Association president Charuni Weerasooriya said ''it is fantastic to see the ACT's Education Minister Joy Burch doing the heavy lifting on a national reform that will end up showing that parental engagement is the missing link in education''.
''This project will broaden the dialogue and involvement of parents beyond fetes, helping in classrooms and tuck shops, and come to the core of what is required of the partnership between home and school for the learning and wellbeing of our children,'' she said.
Catholic Education Office director Moira Najdecki said the project would ''provide research and practical engagement strategies that will ultimately benefit all children - no matter where they go to school in the ACT''.
ACT Council of Parents and Citizens Associations president Viv Pearce said the council had also been lobbying hard for a more structured approach to parent engagement.
''The evidence is clear that it improves outcomes but we seem to have lost touch with what it is instinctively, and we are leading such busy lives we assume the schools themselves are going to do all the educating,'' Ms Pearce said.
1. Read to and count with your children from birth - even 5 minutes a day can make a difference. Children who were read to when very young are much better readers at 15, in fact their reading scores are equivalent of up to a year's additional schooling compared to children who weren't read to.
2. Maintain a keen interest in what happens at school. This includes listening to your child's experiences at school and supporting them to have the confidence when they experience setbacks. It also involves building good relationships with your child's teachers and asking what you can do to help in their learning.
3. Talk with your teenager regularly about social issues. Talk about the issues of today and explore the 'why' questions - if you don't know the answers, work together to figure out where you might find the answer. Teenagers who have regular discussion on contemporary issues are more proficient readers - in fact, their reading scores are equivalent to around half a year's additional schooling.
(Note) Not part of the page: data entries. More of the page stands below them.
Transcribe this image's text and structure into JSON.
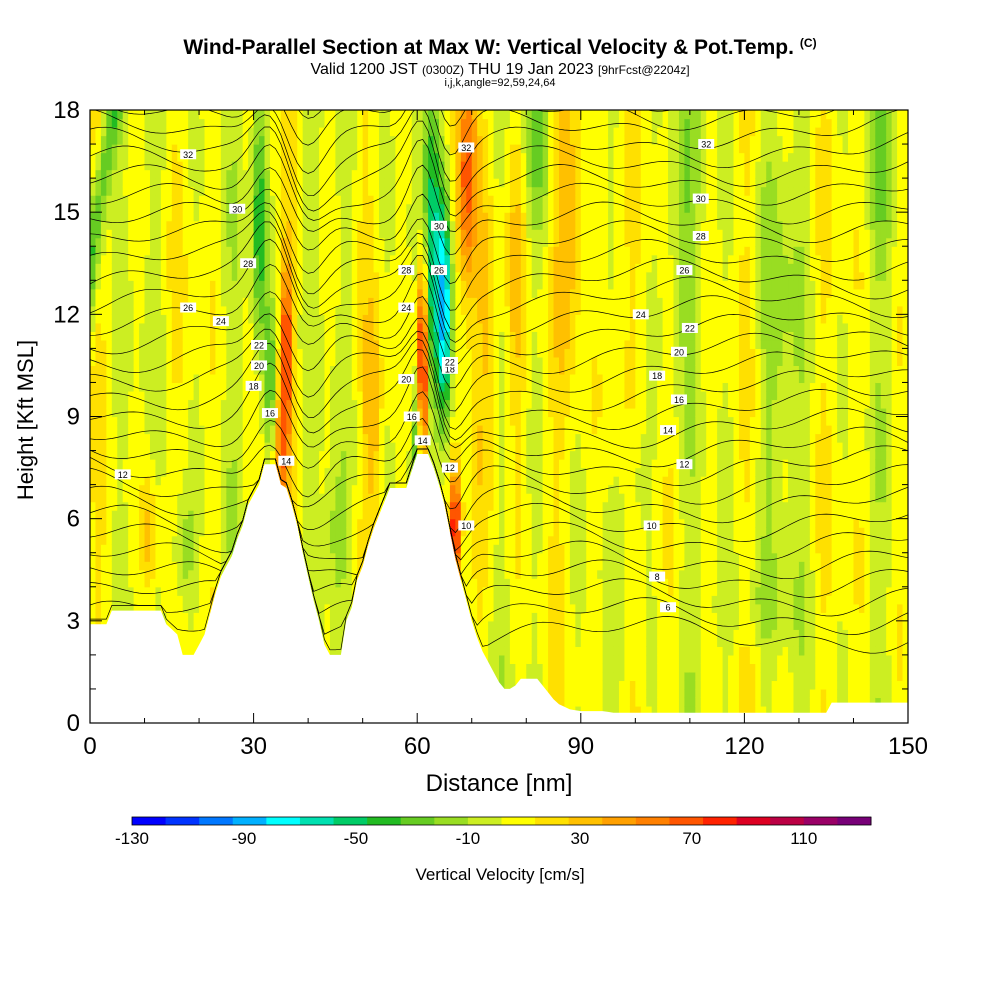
{
  "title": {
    "main": "Wind-Parallel Section at Max W: Vertical Velocity & Pot.Temp.",
    "copyright": "(C)",
    "sub_valid": "Valid 1200 JST",
    "sub_utc": "(0300Z)",
    "sub_date": "THU 19 Jan 2023",
    "sub_fcst": "[9hrFcst@2204z]",
    "line3": "i,j,k,angle=92,59,24,64"
  },
  "chart_data": {
    "type": "heatmap",
    "xlabel": "Distance [nm]",
    "ylabel": "Height [Kft MSL]",
    "xlim": [
      0,
      150
    ],
    "ylim": [
      0,
      18
    ],
    "x_ticks": [
      0,
      30,
      60,
      90,
      120,
      150
    ],
    "y_ticks": [
      0,
      3,
      6,
      9,
      12,
      15,
      18
    ],
    "colorbar": {
      "label": "Vertical Velocity [cm/s]",
      "tick_labels": [
        -130,
        -90,
        -50,
        -10,
        30,
        70,
        110
      ],
      "colors": [
        "#0000ff",
        "#0033ff",
        "#0077ff",
        "#00b0ff",
        "#00ffff",
        "#00e0b0",
        "#00cc66",
        "#22bb22",
        "#66cc22",
        "#99dd22",
        "#ccee22",
        "#ffff00",
        "#ffe000",
        "#ffc000",
        "#ffa000",
        "#ff8000",
        "#ff5500",
        "#ff2200",
        "#dd0022",
        "#bb0044",
        "#990066",
        "#770077"
      ]
    },
    "theta_contour_labels": [
      {
        "x": 6,
        "y": 7.3,
        "v": "12"
      },
      {
        "x": 18,
        "y": 16.7,
        "v": "32"
      },
      {
        "x": 27,
        "y": 15.1,
        "v": "30"
      },
      {
        "x": 29,
        "y": 13.5,
        "v": "28"
      },
      {
        "x": 18,
        "y": 12.2,
        "v": "26"
      },
      {
        "x": 24,
        "y": 11.8,
        "v": "24"
      },
      {
        "x": 31,
        "y": 11.1,
        "v": "22"
      },
      {
        "x": 31,
        "y": 10.5,
        "v": "20"
      },
      {
        "x": 30,
        "y": 9.9,
        "v": "18"
      },
      {
        "x": 33,
        "y": 9.1,
        "v": "16"
      },
      {
        "x": 36,
        "y": 7.7,
        "v": "14"
      },
      {
        "x": 69,
        "y": 16.9,
        "v": "32"
      },
      {
        "x": 64,
        "y": 14.6,
        "v": "30"
      },
      {
        "x": 64,
        "y": 13.3,
        "v": "26"
      },
      {
        "x": 58,
        "y": 13.3,
        "v": "28"
      },
      {
        "x": 58,
        "y": 12.2,
        "v": "24"
      },
      {
        "x": 66,
        "y": 10.4,
        "v": "18"
      },
      {
        "x": 66,
        "y": 10.6,
        "v": "22"
      },
      {
        "x": 58,
        "y": 10.1,
        "v": "20"
      },
      {
        "x": 59,
        "y": 9.0,
        "v": "16"
      },
      {
        "x": 61,
        "y": 8.3,
        "v": "14"
      },
      {
        "x": 66,
        "y": 7.5,
        "v": "12"
      },
      {
        "x": 69,
        "y": 5.8,
        "v": "10"
      },
      {
        "x": 113,
        "y": 17.0,
        "v": "32"
      },
      {
        "x": 112,
        "y": 15.4,
        "v": "30"
      },
      {
        "x": 112,
        "y": 14.3,
        "v": "28"
      },
      {
        "x": 109,
        "y": 13.3,
        "v": "26"
      },
      {
        "x": 101,
        "y": 12.0,
        "v": "24"
      },
      {
        "x": 110,
        "y": 11.6,
        "v": "22"
      },
      {
        "x": 108,
        "y": 10.9,
        "v": "20"
      },
      {
        "x": 104,
        "y": 10.2,
        "v": "18"
      },
      {
        "x": 108,
        "y": 9.5,
        "v": "16"
      },
      {
        "x": 106,
        "y": 8.6,
        "v": "14"
      },
      {
        "x": 109,
        "y": 7.6,
        "v": "12"
      },
      {
        "x": 103,
        "y": 5.8,
        "v": "10"
      },
      {
        "x": 104,
        "y": 4.3,
        "v": "8"
      },
      {
        "x": 106,
        "y": 3.4,
        "v": "6"
      }
    ]
  }
}
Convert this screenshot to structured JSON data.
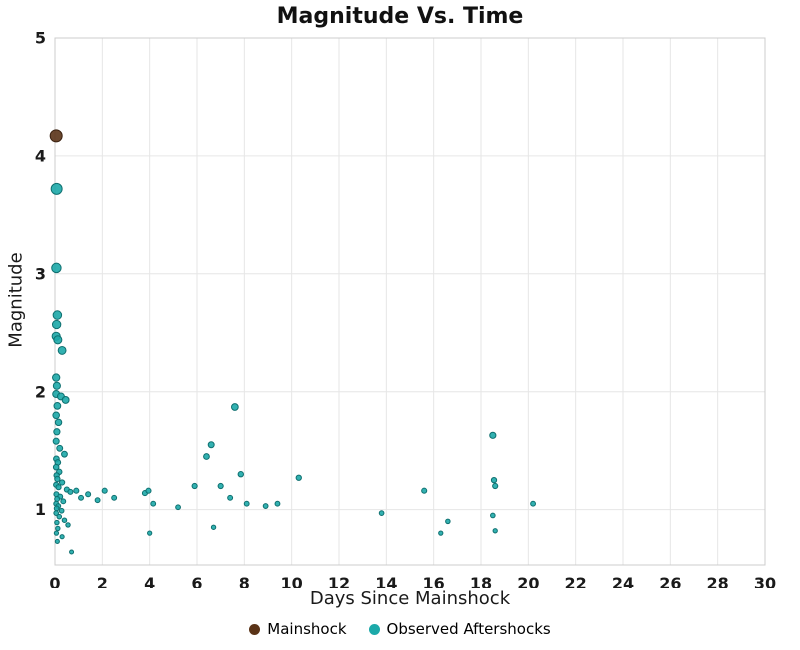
{
  "chart_data": {
    "type": "scatter",
    "title": "Magnitude Vs. Time",
    "xlabel": "Days Since Mainshock",
    "ylabel": "Magnitude",
    "xlim": [
      0,
      30
    ],
    "ylim": [
      0.53,
      5
    ],
    "xticks": [
      0,
      2,
      4,
      6,
      8,
      10,
      12,
      14,
      16,
      18,
      20,
      22,
      24,
      26,
      28,
      30
    ],
    "yticks": [
      1,
      2,
      3,
      4,
      5
    ],
    "grid": true,
    "grid_color": "#e6e6e6",
    "border_color": "#cccccc",
    "legend_position": "bottom",
    "series": [
      {
        "name": "Mainshock",
        "color": "#5A3317",
        "edge": "#3A2110",
        "points": [
          [
            0.05,
            4.17
          ]
        ]
      },
      {
        "name": "Observed Aftershocks",
        "color": "#1CA9A9",
        "edge": "#0E6F6F",
        "points": [
          [
            0.07,
            3.72
          ],
          [
            0.06,
            3.05
          ],
          [
            0.1,
            2.65
          ],
          [
            0.07,
            2.57
          ],
          [
            0.05,
            2.47
          ],
          [
            0.12,
            2.44
          ],
          [
            0.3,
            2.35
          ],
          [
            0.05,
            2.12
          ],
          [
            0.08,
            2.05
          ],
          [
            0.05,
            1.98
          ],
          [
            0.25,
            1.96
          ],
          [
            0.45,
            1.93
          ],
          [
            0.1,
            1.88
          ],
          [
            0.05,
            1.8
          ],
          [
            0.15,
            1.74
          ],
          [
            0.08,
            1.66
          ],
          [
            0.05,
            1.58
          ],
          [
            0.2,
            1.52
          ],
          [
            0.4,
            1.47
          ],
          [
            0.06,
            1.43
          ],
          [
            0.12,
            1.4
          ],
          [
            0.05,
            1.36
          ],
          [
            0.18,
            1.32
          ],
          [
            0.07,
            1.29
          ],
          [
            0.1,
            1.26
          ],
          [
            0.3,
            1.23
          ],
          [
            0.05,
            1.21
          ],
          [
            0.15,
            1.19
          ],
          [
            0.5,
            1.17
          ],
          [
            0.65,
            1.15
          ],
          [
            0.06,
            1.13
          ],
          [
            0.22,
            1.11
          ],
          [
            0.09,
            1.09
          ],
          [
            0.35,
            1.07
          ],
          [
            0.05,
            1.05
          ],
          [
            0.14,
            1.03
          ],
          [
            0.07,
            1.01
          ],
          [
            0.28,
            0.99
          ],
          [
            0.05,
            0.97
          ],
          [
            0.18,
            0.94
          ],
          [
            0.4,
            0.91
          ],
          [
            0.08,
            0.89
          ],
          [
            0.55,
            0.87
          ],
          [
            0.12,
            0.84
          ],
          [
            0.06,
            0.8
          ],
          [
            0.3,
            0.77
          ],
          [
            0.1,
            0.73
          ],
          [
            0.7,
            0.64
          ],
          [
            0.9,
            1.16
          ],
          [
            1.1,
            1.1
          ],
          [
            1.4,
            1.13
          ],
          [
            1.8,
            1.08
          ],
          [
            2.1,
            1.16
          ],
          [
            2.5,
            1.1
          ],
          [
            3.8,
            1.14
          ],
          [
            3.95,
            1.16
          ],
          [
            4.0,
            0.8
          ],
          [
            4.15,
            1.05
          ],
          [
            5.2,
            1.02
          ],
          [
            5.9,
            1.2
          ],
          [
            6.4,
            1.45
          ],
          [
            6.6,
            1.55
          ],
          [
            6.7,
            0.85
          ],
          [
            7.0,
            1.2
          ],
          [
            7.4,
            1.1
          ],
          [
            7.6,
            1.87
          ],
          [
            7.85,
            1.3
          ],
          [
            8.1,
            1.05
          ],
          [
            8.9,
            1.03
          ],
          [
            9.4,
            1.05
          ],
          [
            10.3,
            1.27
          ],
          [
            13.8,
            0.97
          ],
          [
            15.6,
            1.16
          ],
          [
            16.3,
            0.8
          ],
          [
            16.6,
            0.9
          ],
          [
            18.5,
            1.63
          ],
          [
            18.55,
            1.25
          ],
          [
            18.6,
            1.2
          ],
          [
            18.5,
            0.95
          ],
          [
            18.6,
            0.82
          ],
          [
            20.2,
            1.05
          ]
        ]
      }
    ]
  }
}
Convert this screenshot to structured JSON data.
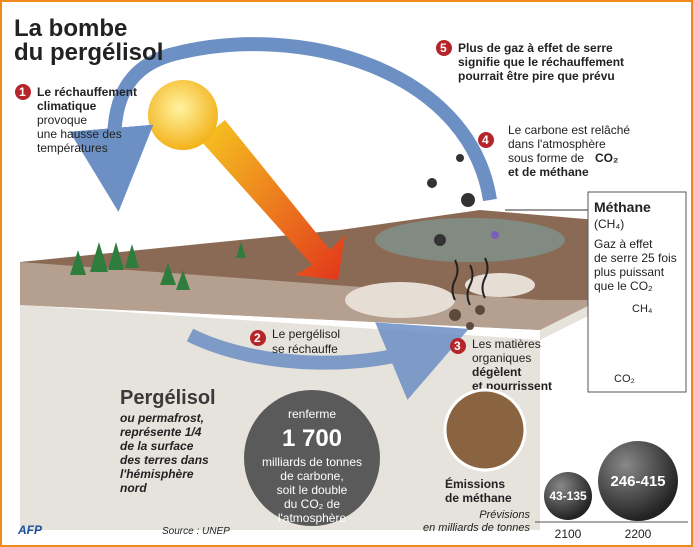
{
  "title": {
    "lines": [
      "La bombe",
      "du pergélisol"
    ]
  },
  "steps": [
    {
      "number": "1",
      "bold": [
        "Le réchauffement",
        "climatique"
      ],
      "text": [
        "provoque",
        "une hausse des",
        "températures"
      ]
    },
    {
      "number": "2",
      "text": [
        "Le pergélisol",
        "se réchauffe"
      ]
    },
    {
      "number": "3",
      "text": [
        "Les matières",
        "organiques"
      ],
      "bold": [
        "dégèlent",
        "et pourrissent"
      ]
    },
    {
      "number": "4",
      "text": [
        "Le carbone est relâché",
        "dans l'atmosphère",
        "sous forme de"
      ],
      "bold": [
        "CO₂",
        "et de méthane"
      ]
    },
    {
      "number": "5",
      "bold": [
        "Plus de gaz à effet de serre",
        "signifie que le réchauffement",
        "pourrait être pire que prévu"
      ]
    }
  ],
  "methane_box": {
    "title": "Méthane",
    "formula": "(CH₄)",
    "text": [
      "Gaz à effet",
      "de serre 25 fois",
      "plus puissant",
      "que le CO₂"
    ],
    "labels": [
      "CH₄",
      "CO₂"
    ]
  },
  "permafrost": {
    "title": "Pergélisol",
    "text": [
      "ou permafrost,",
      "représente 1/4",
      "de la surface",
      "des terres dans",
      "l'hémisphère",
      "nord"
    ]
  },
  "carbon": {
    "top": "renferme",
    "amount": "1 700",
    "text": [
      "milliards de tonnes",
      "de carbone,",
      "soit le double",
      "du CO₂ de",
      "l'atmosphère"
    ]
  },
  "emissions": {
    "title": [
      "Émissions",
      "de méthane"
    ],
    "subtitle": [
      "Prévisions",
      "en milliards de tonnes"
    ],
    "bubbles": [
      {
        "label": "43-135",
        "year": "2100"
      },
      {
        "label": "246-415",
        "year": "2200"
      }
    ]
  },
  "footer": {
    "agency": "AFP",
    "source": "Source : UNEP"
  }
}
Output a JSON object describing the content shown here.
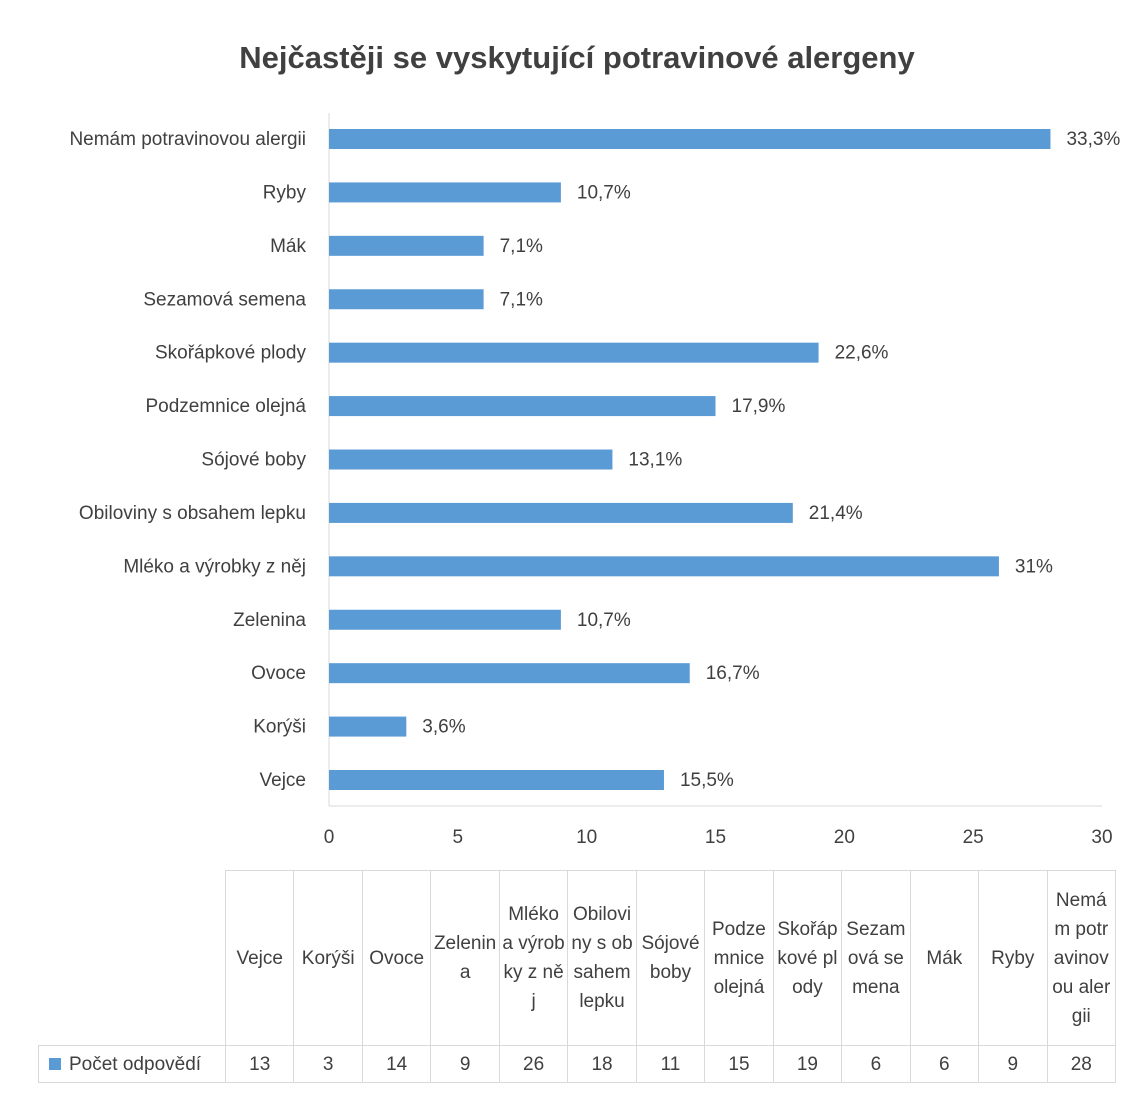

4. Understand that your role is important and believe that your child can do their best. Supporting children's aspirations and showing faith in their ability to achieve their goals has a very positive impact on their educational outcomes. Even if you didn't enjoy school yourself, there is strong evidence that kids do better when their parents have high aspirations for them, when they talk about the importance of education and encourage them to think big about the future - to develop a lifelong love for learning.
5. Help your children work through things that impact their overall wellbeing. Sometimes there are apparently small things happening at school or at home which can be the biggest issue for your child. Help resolve these issue.